Failing to Stop and/or Report after an Accident

If you are involved in an accident which results in injury to someone else or damage to another person's vehicle or property, the law requires you to do certain things. These are:

  • Stop, and if required to do so by any person having reasonable grounds for requesting them, give your details.
  • If for any reason you do not give your details, you must report the incident at a police station or to a constable as soon as reasonably practicable, and certainly within 24 hours.

The Magistrates' Court Sentencing Guidelines suggest 5-10 penalty points or a ban. It should be noted that the Magistrates are obliged to impose a minimum of 5 points if a guilty plea is entered. The penalty will depend on a number of factors including: the seriousness of the incident, ie. level of damage and/or injury caused, and why the driver left the scene.

If you can prove on the balance of probabilities that you genuinely didn't know that you were involved in an accident, then you will have a defence. This will be difficult to prove where the damage or injury is more severe, or for example, if there are witnesses who state that there was a loud noise at the time of the incident.

If you've received a Summons for failing to stop or report following an accident, then your licence may be at risk. Therefore you should seek some advice. It depends on the seriousness of the injuries/damage caused what the penalties would be if you plead guilty. If you do not have a defence, it is important that careful mitigation is placed before the court to keep any penalty to a minimum and to safeguard your licence.

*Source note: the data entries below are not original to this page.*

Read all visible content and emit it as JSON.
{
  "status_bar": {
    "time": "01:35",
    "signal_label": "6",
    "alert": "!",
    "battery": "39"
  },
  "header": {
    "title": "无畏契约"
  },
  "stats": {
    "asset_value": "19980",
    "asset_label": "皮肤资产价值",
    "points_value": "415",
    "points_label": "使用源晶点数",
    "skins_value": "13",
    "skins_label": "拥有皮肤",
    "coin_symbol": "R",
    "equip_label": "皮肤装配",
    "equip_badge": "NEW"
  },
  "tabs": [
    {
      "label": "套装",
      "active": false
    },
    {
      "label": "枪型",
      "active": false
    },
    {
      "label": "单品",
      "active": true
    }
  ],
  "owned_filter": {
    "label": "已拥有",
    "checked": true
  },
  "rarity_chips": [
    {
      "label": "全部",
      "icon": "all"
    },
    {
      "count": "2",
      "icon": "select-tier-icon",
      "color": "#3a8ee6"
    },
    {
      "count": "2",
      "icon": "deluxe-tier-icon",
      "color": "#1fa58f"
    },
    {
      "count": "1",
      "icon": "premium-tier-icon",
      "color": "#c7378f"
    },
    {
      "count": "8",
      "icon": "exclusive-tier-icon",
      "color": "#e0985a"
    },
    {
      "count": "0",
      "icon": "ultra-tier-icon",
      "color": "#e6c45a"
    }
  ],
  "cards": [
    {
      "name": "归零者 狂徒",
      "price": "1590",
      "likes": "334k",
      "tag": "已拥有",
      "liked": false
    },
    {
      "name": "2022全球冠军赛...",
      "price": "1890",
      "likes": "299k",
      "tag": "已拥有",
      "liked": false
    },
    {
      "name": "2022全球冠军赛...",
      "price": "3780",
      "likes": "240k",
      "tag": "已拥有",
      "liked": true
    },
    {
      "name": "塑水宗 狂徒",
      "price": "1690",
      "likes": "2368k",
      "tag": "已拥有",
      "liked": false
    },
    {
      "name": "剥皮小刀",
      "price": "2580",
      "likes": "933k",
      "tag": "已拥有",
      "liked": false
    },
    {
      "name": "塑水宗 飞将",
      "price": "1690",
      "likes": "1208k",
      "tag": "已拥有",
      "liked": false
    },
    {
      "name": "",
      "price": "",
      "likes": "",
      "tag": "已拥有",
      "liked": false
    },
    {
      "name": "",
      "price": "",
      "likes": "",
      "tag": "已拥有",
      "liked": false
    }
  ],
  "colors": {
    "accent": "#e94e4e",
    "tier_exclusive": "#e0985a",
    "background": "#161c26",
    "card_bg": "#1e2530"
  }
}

It doesn't matter whether your hearing is in Nottingham, Derby, Grantham, Leicester or elsewhere, a Pragma solicitor will be able to assist you.

A driver must stop if:

  • an accident has occurred owing to the presence of a mechanically propelled vehicle (a fancy way of saying car, lorry etc!) on a road or other public place,
  • in which either personal injury is caused to someone other than the driver of the vehicle, or
  • damage is caused to a vehicle (excepting the drivers’s own vehicle or a trailer drawn by his vehicle),
  • or to certain animals (excepting an animal in the driver’s vehicle or trailer),
  • or to any property attached to land on which the road is situated or adjacent to the road.

The details only need to be given if so required by a person having reasonable grounds to do so. Then you must give your own name and address, those of the owner of the vehicle (if not you) and the identification marks of the vehicle (the registration number). The address must be one through which you can be contacted but may not necessarily be your home address.

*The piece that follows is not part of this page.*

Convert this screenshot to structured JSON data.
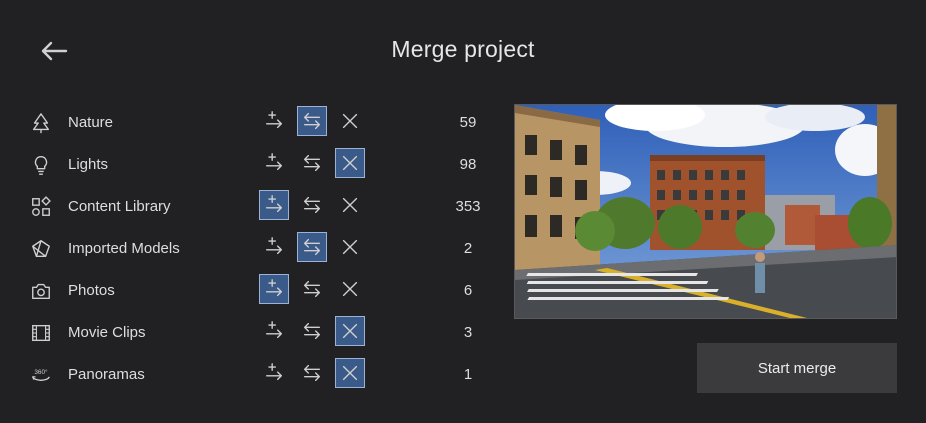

In that case, you must report the accident at a police station or to a constable as soon as reasonably practicable and, in any case, within 24 hours.

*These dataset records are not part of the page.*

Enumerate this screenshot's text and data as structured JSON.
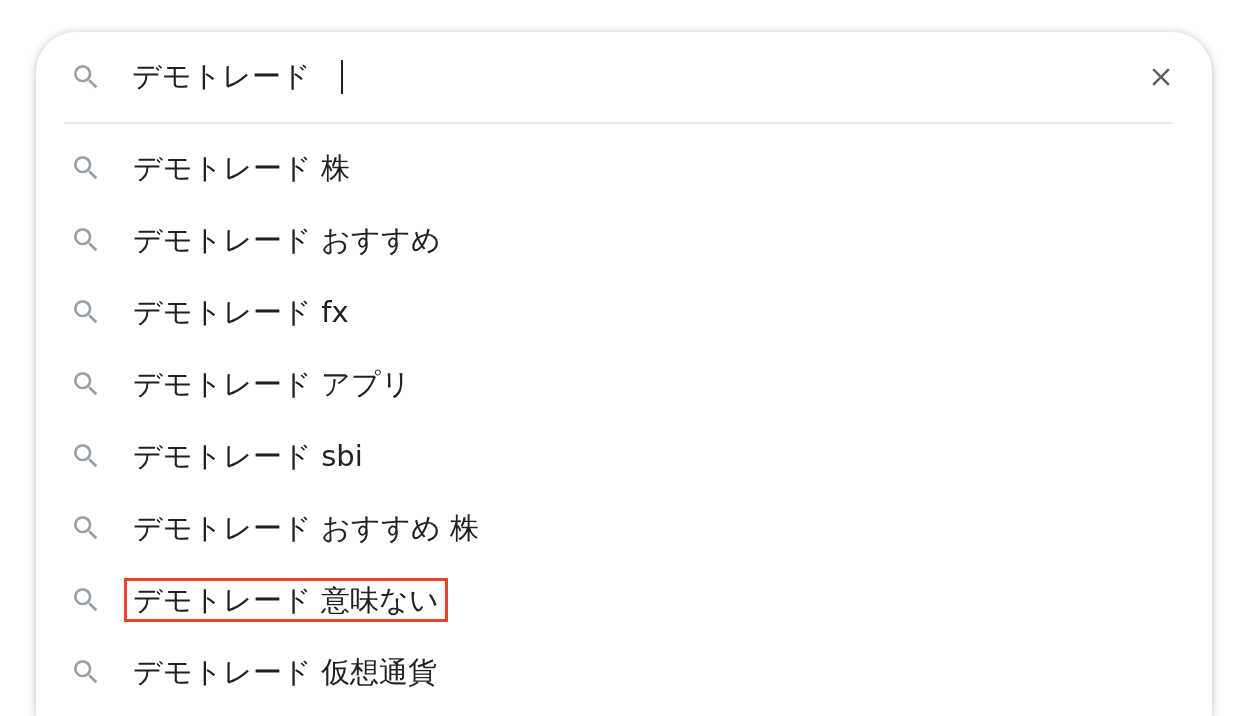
{
  "search": {
    "value": "デモトレード"
  },
  "suggestions": [
    {
      "text": "デモトレード 株",
      "highlighted": false
    },
    {
      "text": "デモトレード おすすめ",
      "highlighted": false
    },
    {
      "text": "デモトレード fx",
      "highlighted": false
    },
    {
      "text": "デモトレード アプリ",
      "highlighted": false
    },
    {
      "text": "デモトレード sbi",
      "highlighted": false
    },
    {
      "text": "デモトレード おすすめ 株",
      "highlighted": false
    },
    {
      "text": "デモトレード 意味ない",
      "highlighted": true
    },
    {
      "text": "デモトレード 仮想通貨",
      "highlighted": false
    }
  ]
}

If you don't do this, then you're guilty of failing to report the accident.

The above reporting requirement also applies where for some reason you are unable to give your details to the other person, for example, if they are aggressive and you are genuinely scared. You still must report the accident to the police.

Where there's a failure to stop/report allegation(s), there's usually also a careless driving or possibly even a dangerous driving allegation as well. That's because the accident itself is often evidence that the standard of driving dropped below that of a careful and competent driver.

It may be that the prosecution will not proceed with all allegations depending on any representations we can make on your behalf. Obviously the fewer offences there are, the lower the potential penalty will be.